He hablado ya dos veces de Anselm Jappe: la primera con motivo de su libro sobre Guy Debord, y la segunda por su recopilación de artículos de diversos autores (la mitad del propio Jappe) El absurdo mercado de los hombres sin cualidades. Hoy hablaré de su libro más reciente, Crédito a muerte.

Se trata también de una recopilación de artículos, en este caso todos escritos por Jappe. Los textos siguen profundizando en la teoría llamada crítica del valor, una escuela de pensamiento iniciada por el grupo Krisis y especialmente por Robert Kurz, cuya muerte tuvimos que lamentar el pasado mes de Julio.

Esta teoría se basa en situar la crítica del fetichismo de la mercancía, de Karl Marx, en el centro del análisis crítico del capitalismo, y como piedra angular de una posible ruptura con este sistema. Señala la necesidad de superar valores esenciales en que se basa este sistema: el trabajo, la mercancía y el dinero.

La integración parcial de las reivindicaciones sobre la distribución de los beneficios capitalistas, así como la modernización del capitalismo en las sociedades con democracias más avanzadas, han hecho que el análisis crítico ya no se pueda limitar a la denuncia de un "injusto" reparto de las rentas del capital, como hacía el marxismo de la lucha de clases. Y si la solución no puede pasar sólo por la redistribución o la reapropiación es porque el mecanismo de generación de valor de cambio capitalista es en sí mismo insostenible.

El capitalismo está en una fase de declive irreversible, y se acerca a su fin. Y no sólo por el agotamiento acelerado de los recursos naturales (provocado por su propia carrera hacia la generación de valor), sino porque su funcionamiento interno está condenado al agotamiento. En efecto, el mecanismo de generación de valor, la valorización del capital ("trabajo muerto") mediante el uso del trabajo, tiene unos requerimientos que le empujan necesariamente al colapso. Cada vez es necesario utilizar tecnologías más sofisticadas, para no quedar apartado de la carrera del valor por los competidores. Pero al hacerlo, se reduce la cantidad de trabajo vivo efectivamente necesario, mientras aumenta la necesidad de capital. La relación trabajo / capital va disminuyendo y cada mercancía producida contiene una cantidad inferior de trabajo. Dado que en última instancia el trabajo es la única fuente de generación de dinero, el sistema tiende a acercarse asintóticamente a un límite interno: menos trabajo en cada mercancía, menos generación de dinero, menos beneficio capitalista.

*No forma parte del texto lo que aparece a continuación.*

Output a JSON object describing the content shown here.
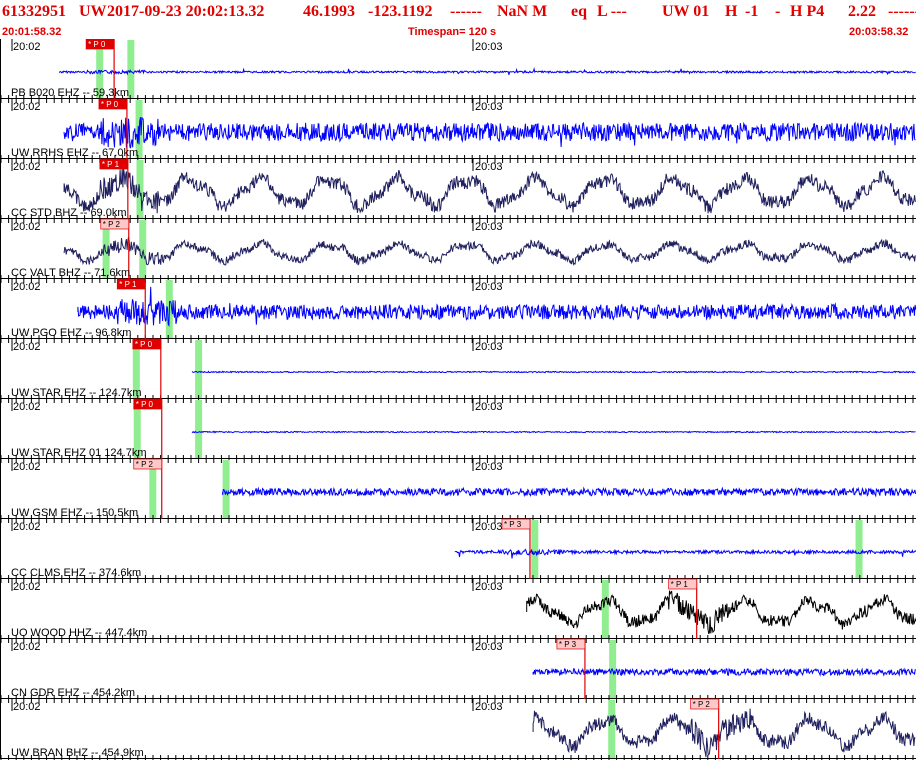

Hablando en términos químicos, el capitalismo tiene un reactivo limitante en el trabajo, y no puede continuar sin éste; no porque así no se puedan producir mercancías, sino porque no se produce dinero para comprarlas. De ahí esa sensación de que tenemos tecnologías de sobra para producir mercancías que cada vez menos gente puede comprar. ¿Cómo se puede aspirar a vender cada vez más, si cada vez se necesita menos trabajo y por tanto se genera menos dinero? La globalización del mercado ha diferido el colapso, pero no lo evitará. No se puede mantener para siempre un crecimiento simultáneo en todos los estratos del mercado mundial.

Jappe identifica un elemento central que ha retrasado el colapso del capitalismo: el crédito. El crédito se basa en el dinero que se espera generar en el futuro, no en el dinero efectivamente existente. El dominio de la imagen caracteriza la forma moderna de la mercancía en la sociedad del espectáculo (siguiendo Guy Debord, el espectáculo es capital en un grado de acumulación que se ha transformado en imagen). En un mundo así transformado, dominado por la representación, donde "lo verdadero es un momento de lo falso", lo menos que se puede esperar es que el dinero se apueste a ganar a sí mismo, haciéndose trampas al solitario de la creación real de valor de cambio.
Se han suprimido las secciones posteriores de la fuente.